Una ‘tread’ su Twitter con John Isner protagonista ha di nuovo scatenato polemiche per i punti di vista del tennista statunitense, dichiarato repubblicano e sostenitore del Presidente Donald Trump, contro le misure protettive che il mondo ha dovuto prendere per ridurre la diffusione di infezione da SARS-CoV-2.
L’ex top-10 stava guardando una partita di NFL, la lega di Football statunitense, e si lamentava di come i coach a bordo campo fossero costretti a usare mascherine definendo il tutto una sorta di teatrino. A un utente che gli ha risposto “chiunque dovrebbe indossare le mascherine” ha risposto con un breve messaggio: “Brainwashed”, a indicare che gli fosse stato fatto il lavaggio del cervello.
È un contesto banale, l’affermazione di per sé non è troppo rilevante se non fosse però che questo pensiero è in linea con quello di una cerchia molto grande di persone che ancora oggi rifiutano di adottare rimedi per ridurre la diffusione del contagio.

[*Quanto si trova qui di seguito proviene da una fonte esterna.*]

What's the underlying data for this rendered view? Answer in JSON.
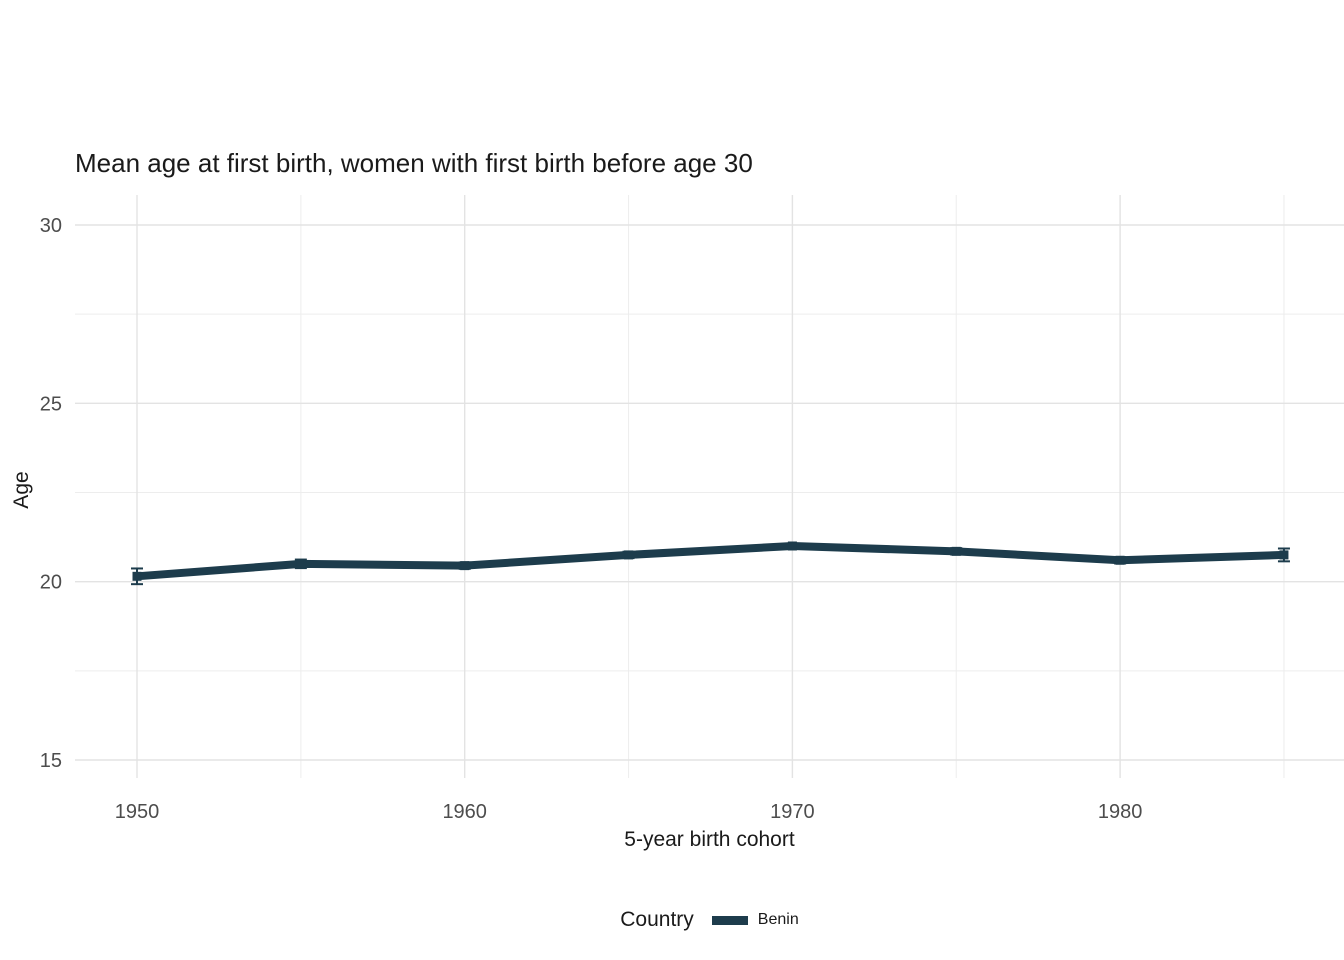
{
  "chart_data": {
    "type": "line",
    "title": "Mean age at first birth, women with first birth before age 30",
    "xlabel": "5-year birth cohort",
    "ylabel": "Age",
    "x": [
      1950,
      1955,
      1960,
      1965,
      1970,
      1975,
      1980,
      1985
    ],
    "series": [
      {
        "name": "Benin",
        "values": [
          20.15,
          20.5,
          20.45,
          20.75,
          21.0,
          20.85,
          20.6,
          20.75
        ],
        "errors": [
          0.22,
          0.12,
          0.09,
          0.09,
          0.07,
          0.09,
          0.09,
          0.18
        ],
        "color": "#1d3c4c"
      }
    ],
    "x_ticks": [
      1950,
      1960,
      1970,
      1980
    ],
    "x_minor_ticks": [
      1955,
      1965,
      1975,
      1985
    ],
    "y_ticks": [
      15,
      20,
      25,
      30
    ],
    "y_minor_ticks": [
      17.5,
      22.5,
      27.5
    ],
    "xlim": [
      1948,
      1986.8
    ],
    "ylim": [
      14.5,
      30.8
    ],
    "grid": true,
    "legend": {
      "title": "Country",
      "position": "bottom",
      "entries": [
        "Benin"
      ]
    },
    "colors": {
      "grid_major": "#e3e3e3",
      "grid_minor": "#ededed",
      "tick_label": "#4d4d4d",
      "text": "#1a1a1a"
    }
  }
}
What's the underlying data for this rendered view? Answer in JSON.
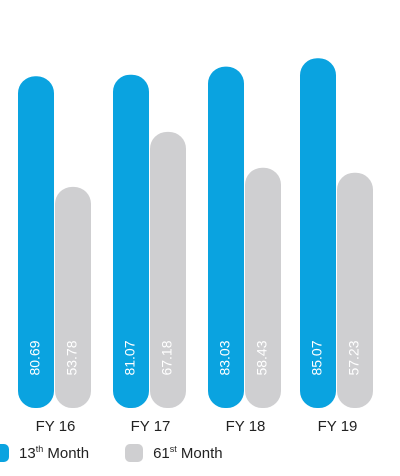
{
  "chart_data": {
    "type": "bar",
    "categories": [
      "FY 16",
      "FY 17",
      "FY 18",
      "FY 19"
    ],
    "series": [
      {
        "name": "13th Month",
        "values": [
          80.69,
          81.07,
          83.03,
          85.07
        ],
        "color": "#0aa3e0"
      },
      {
        "name": "61st Month",
        "values": [
          53.78,
          67.18,
          58.43,
          57.23
        ],
        "color": "#cfcfd1"
      }
    ],
    "value_labels": [
      [
        "80.69",
        "81.07",
        "83.03",
        "85.07"
      ],
      [
        "53.78",
        "67.18",
        "58.43",
        "57.23"
      ]
    ],
    "ylim": [
      0,
      90
    ],
    "grid": false,
    "legend_position": "bottom-left",
    "title": "",
    "xlabel": "",
    "ylabel": ""
  },
  "legend": {
    "item1": {
      "prefix": "13",
      "sup": "th",
      "suffix": " Month"
    },
    "item2": {
      "prefix": "61",
      "sup": "st",
      "suffix": " Month"
    }
  }
}
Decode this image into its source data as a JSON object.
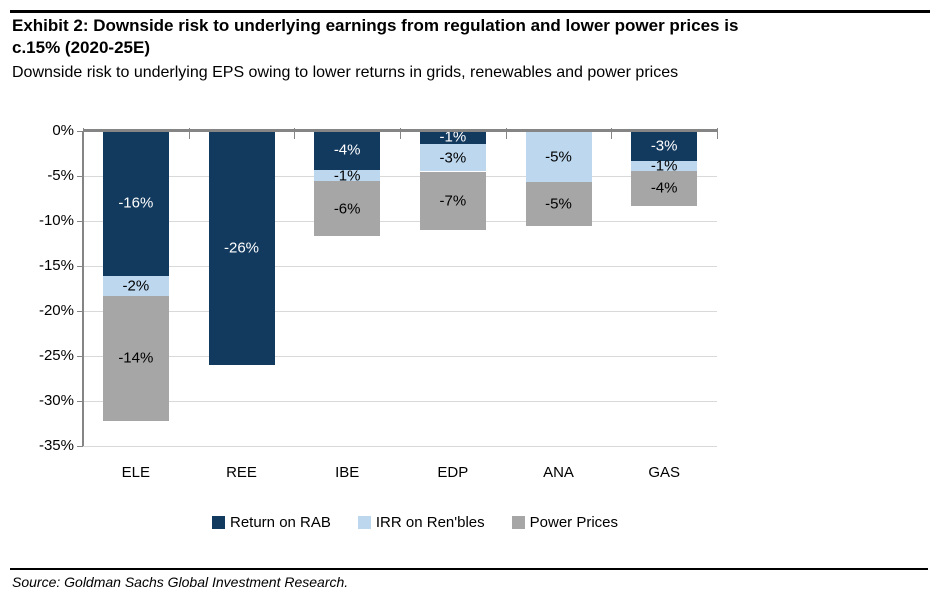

Lo scontro tra negazionismi e persone disposte a seguire i protocolli sanitari, negli Stati Uniti, è forse qualcosa di molto più grande rispetto a ogni altro paese e i dati quotidiani che vengono da oltre oceano hanno reso “normalità” avere oltre 200.000 casi di infezioni e numeri di morti che si aggirano sui livelli da un 11 settembre al giorno.
Lo stesso Isner in estate si era rivolto con tono sprezzante anche contro diversi che storcevano il naso per un’esibizione organizzata e aperta al pubblico, la prima dopo la pausa del 3 marzo, in uno degli stati più a rischio per la velocità con cui il covid-19 si diffondeva e soprattutto dopo le tante polemiche nate dall’Adria Tour a giugno. Isner, replicando, chiamò “coronabro” chi non era d’accordo, dicendo che potevano anche continuare a nascondersi nei loro seminterrati mentre le persone intorno decidevano di vivere la loro vita.
Come detto, però, questi atteggiamenti di Isner in termini di visioni politiche non sono una novità. Tra l’altro una decina di giorni era fa al matrimonio di Jack Sock con decine di invitati e nessuno che rispettasse le norme sanitarie. E tra una ventina di giorni dovrà dirigersi a Melbourne. La città australiana è uno dei simboli di come un lockdown duro e l’obbligo di mascherine abbiano drasticamente ridotto i rischi di infezione. Dopo oltre tre mesi, da fine ottobre la capitale di Victoria non fa registrare casi a livello locale. Ci sono al momento 12 casi attivi, tutti rilevati da persone che entravano da altri stati (come il Nuovo Galles del Sud, da cui c’è obbligo di quarantena dopo il focolaio a nord di Sydney), o da oltre oceano.
Isner sarà chiamato a rispettare 14 giorni di quarantena come tutti, ma la rabbia di tanti utenti che lo hanno criticato nasceva dall’atteggiamento irresponsabile che sta avendo in questi mesi, ovvero quanto gli australiani ora non vogliono avere a che fare dopo aver investito energie (anche e soprattutto mentali) per uscire da 111 giorni di chiusure ed essere tornati a una condizione vivibile malgrado alcune restrizioni (come le stesse mascherine) siano ancora in corso per i luoghi più affollati o quando è impossibile mantenere la distanza di sicurezza.